This blog post is a summary of the discussion that took place during the recent BERA event dedicated to Ukraine: ‘The voice of Ukrainian Educational Research Association across borders or is there educational solidarity during the Russian-Ukrainian war?’. The atrocities that have been inflicted on Ukraine prompt us to turn to education as an important area through which positive change can be instigated. The following three messages were the focal points of the discussion.
Message 1: Education and the state of social justice are interconnected
This message is rather a reminder of Freire’s (1970/2007) powerful theorisation of the two scenarios of societal development and the role education plays in this. In the first scenario, education is used to sustain an oppressive structure in which citizens are raised as passive recipients of the order that is imposed on them by the oppressors. In the second scenario, education serves as a liberating tool for bringing up critical thinkers who will seek ways to transform the society for the better. In both scenarios, there is a shaping relationship between an education system and what happens in the wider society.
‘Russia’s war in Ukraine has been a turning point in perpetuating injustices on all levels: from the international geopolitics to the devastating impact on the lives of particular individuals.’
Russia’s war in Ukraine has been a turning point in perpetuating injustices on all levels: from the international geopolitics to the devastating impact on the lives of particular individuals. Evidently, social justice in Ukraine has been compromised and education remains a key tool to promote change through disseminating the knowledge about what has been happening. Such knowledge is essential to contribute to the development of a generation of global citizens who will work on transforming the world for the better, rather than display a silent indifference to what may not directly concern them. Raising such a generation of global citizens would entail pursuing Freire’s liberating education scenario.
Message 2: It is unavoidable that the education sector reacts to wider societal injustices
As much as some would want to impose a boundary between politics and education, education is a political field (Marshall & Scribner, 1991). Any neutrality that an education sector (of a country) may want to adopt in relation to wider political events is a particular political position in itself. The adoption of a ‘neutral’ position to this war by the unaffected would be a sad outcome of the decades of fighting for social justice globally against unequal power relations between the oppressors and the oppressed in different areas of life. We, as a global society, have made a leap from pervasive inequalities to tackling some forms of injustice to some extent in some parts of the world, such as racism, sexism, ageism, and so on. However, despite the decades of fighting for justice, these are only the first steps of many that have to be taken, with another form of injustice to overcome added to the list – the war against Ukraine. If the representatives of the education sector around the world do not use education as a tool to promote social justice, the only other thing they can do is reinforce existing oppression, in Freire’s (1970/2007) terms.
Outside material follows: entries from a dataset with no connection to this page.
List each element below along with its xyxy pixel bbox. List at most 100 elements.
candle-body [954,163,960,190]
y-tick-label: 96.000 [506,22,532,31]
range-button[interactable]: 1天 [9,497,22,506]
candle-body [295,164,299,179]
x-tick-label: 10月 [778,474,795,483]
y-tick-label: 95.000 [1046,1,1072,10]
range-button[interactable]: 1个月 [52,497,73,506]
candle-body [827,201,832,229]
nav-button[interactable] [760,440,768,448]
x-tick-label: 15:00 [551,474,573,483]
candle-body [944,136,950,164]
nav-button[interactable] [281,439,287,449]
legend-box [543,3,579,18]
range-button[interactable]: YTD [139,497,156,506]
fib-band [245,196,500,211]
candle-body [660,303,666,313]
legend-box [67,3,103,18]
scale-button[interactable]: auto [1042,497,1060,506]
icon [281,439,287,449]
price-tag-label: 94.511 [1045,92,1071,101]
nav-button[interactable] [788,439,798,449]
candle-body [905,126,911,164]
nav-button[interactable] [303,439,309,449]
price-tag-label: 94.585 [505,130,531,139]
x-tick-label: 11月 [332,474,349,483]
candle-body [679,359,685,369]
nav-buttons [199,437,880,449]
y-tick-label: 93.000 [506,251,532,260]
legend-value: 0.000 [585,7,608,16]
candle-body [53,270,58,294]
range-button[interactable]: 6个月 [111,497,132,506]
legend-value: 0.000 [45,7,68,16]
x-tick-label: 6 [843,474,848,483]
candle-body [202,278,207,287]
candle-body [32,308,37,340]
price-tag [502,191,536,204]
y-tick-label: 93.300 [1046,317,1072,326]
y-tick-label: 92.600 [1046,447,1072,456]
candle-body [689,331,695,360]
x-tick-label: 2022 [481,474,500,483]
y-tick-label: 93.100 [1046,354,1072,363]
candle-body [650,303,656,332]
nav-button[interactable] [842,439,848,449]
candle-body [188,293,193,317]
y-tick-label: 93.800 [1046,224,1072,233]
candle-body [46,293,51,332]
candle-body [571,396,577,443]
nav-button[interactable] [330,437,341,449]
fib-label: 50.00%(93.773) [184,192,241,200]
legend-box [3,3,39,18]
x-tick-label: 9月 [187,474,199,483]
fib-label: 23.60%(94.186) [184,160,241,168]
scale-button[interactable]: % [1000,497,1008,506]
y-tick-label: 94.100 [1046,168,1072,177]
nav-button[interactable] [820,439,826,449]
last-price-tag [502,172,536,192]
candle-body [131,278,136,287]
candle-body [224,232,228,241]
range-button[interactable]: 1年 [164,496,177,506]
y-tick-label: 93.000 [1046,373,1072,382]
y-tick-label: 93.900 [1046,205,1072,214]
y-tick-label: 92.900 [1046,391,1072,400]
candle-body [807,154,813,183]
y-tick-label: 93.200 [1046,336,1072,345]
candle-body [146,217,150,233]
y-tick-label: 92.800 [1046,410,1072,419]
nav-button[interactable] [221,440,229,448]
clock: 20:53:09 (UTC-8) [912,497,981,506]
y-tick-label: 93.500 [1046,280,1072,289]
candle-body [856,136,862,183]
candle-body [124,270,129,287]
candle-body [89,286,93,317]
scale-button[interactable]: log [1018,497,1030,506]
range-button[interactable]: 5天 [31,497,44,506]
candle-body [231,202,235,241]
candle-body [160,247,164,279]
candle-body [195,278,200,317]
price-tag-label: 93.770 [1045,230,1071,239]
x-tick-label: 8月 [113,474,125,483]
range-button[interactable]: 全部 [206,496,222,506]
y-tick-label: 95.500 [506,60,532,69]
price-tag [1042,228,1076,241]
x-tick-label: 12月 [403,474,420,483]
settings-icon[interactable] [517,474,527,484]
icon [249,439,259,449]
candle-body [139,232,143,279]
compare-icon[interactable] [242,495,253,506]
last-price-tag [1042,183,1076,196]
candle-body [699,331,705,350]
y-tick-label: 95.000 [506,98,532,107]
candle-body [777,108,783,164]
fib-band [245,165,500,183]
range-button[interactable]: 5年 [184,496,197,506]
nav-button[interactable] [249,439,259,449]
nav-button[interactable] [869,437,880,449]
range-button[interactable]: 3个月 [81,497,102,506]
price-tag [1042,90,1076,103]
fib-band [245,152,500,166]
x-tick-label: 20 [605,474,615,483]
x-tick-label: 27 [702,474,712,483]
Message 3: The role of academic research in generating knowledge about the war and related injustices
There seem to be two types of knowledge: truth generated by ethical research and propaganda created on twisted facts. The Russian war in Ukraine has showcased one more time that the knowledge people form, based on the information sources they prioritise, shapes minds, lives and history. The line between truth and propaganda, sadly, becomes blurred for those who do not have the knowledge and skills of distinguishing between credible and non-credible information sources. Disinformation in our ‘post-truth’ world (Ylä-Anttila, 2018, p. 356) becomes a fertile ground for different types of persecution and discrimination. The ‘post-truth’ demagoguery is, arguably, a culprit of our technological advancement, as copious sources of information bombard us with what we are left to interpret as believable or not. High-quality ethical research and its dissemination is the only tool that is left to help us navigate our way and help others in this dynamic world.
‘High-quality ethical research and its dissemination is the only tool that is left to help us navigate our way and help others in this dynamic world.’
As academic researchers, we have a duty to the current and next generations to ensure that high-quality ethical research about the war survives in our global society – to counter propaganda and become the saviour of the world population in this ‘post-truth world’. Research determines the knowledge that humanity holds. It defines the future.
It is essential to continue reflecting on these three messages, carrying on with learning events such as the one that served as a platform for this valuable discussion.
Freire, P. (2007). Pedagogy of the oppressed (M. B. Ramos, Trans.). Continuum. (Original work published 1970)
Marshall, C., & Scribner, J. D. (1991). ‘It’s all political’: Inquiry into the micropolitics of education. Education and Urban Society, 23(4), 347–355.
Ylä-Anttila, T. (2018). Populist knowledge: ‘Post-truth’ repertoires of contesting epistemic authorities. European Journal of Cultural and Political Sociology, 5(4), 356–388.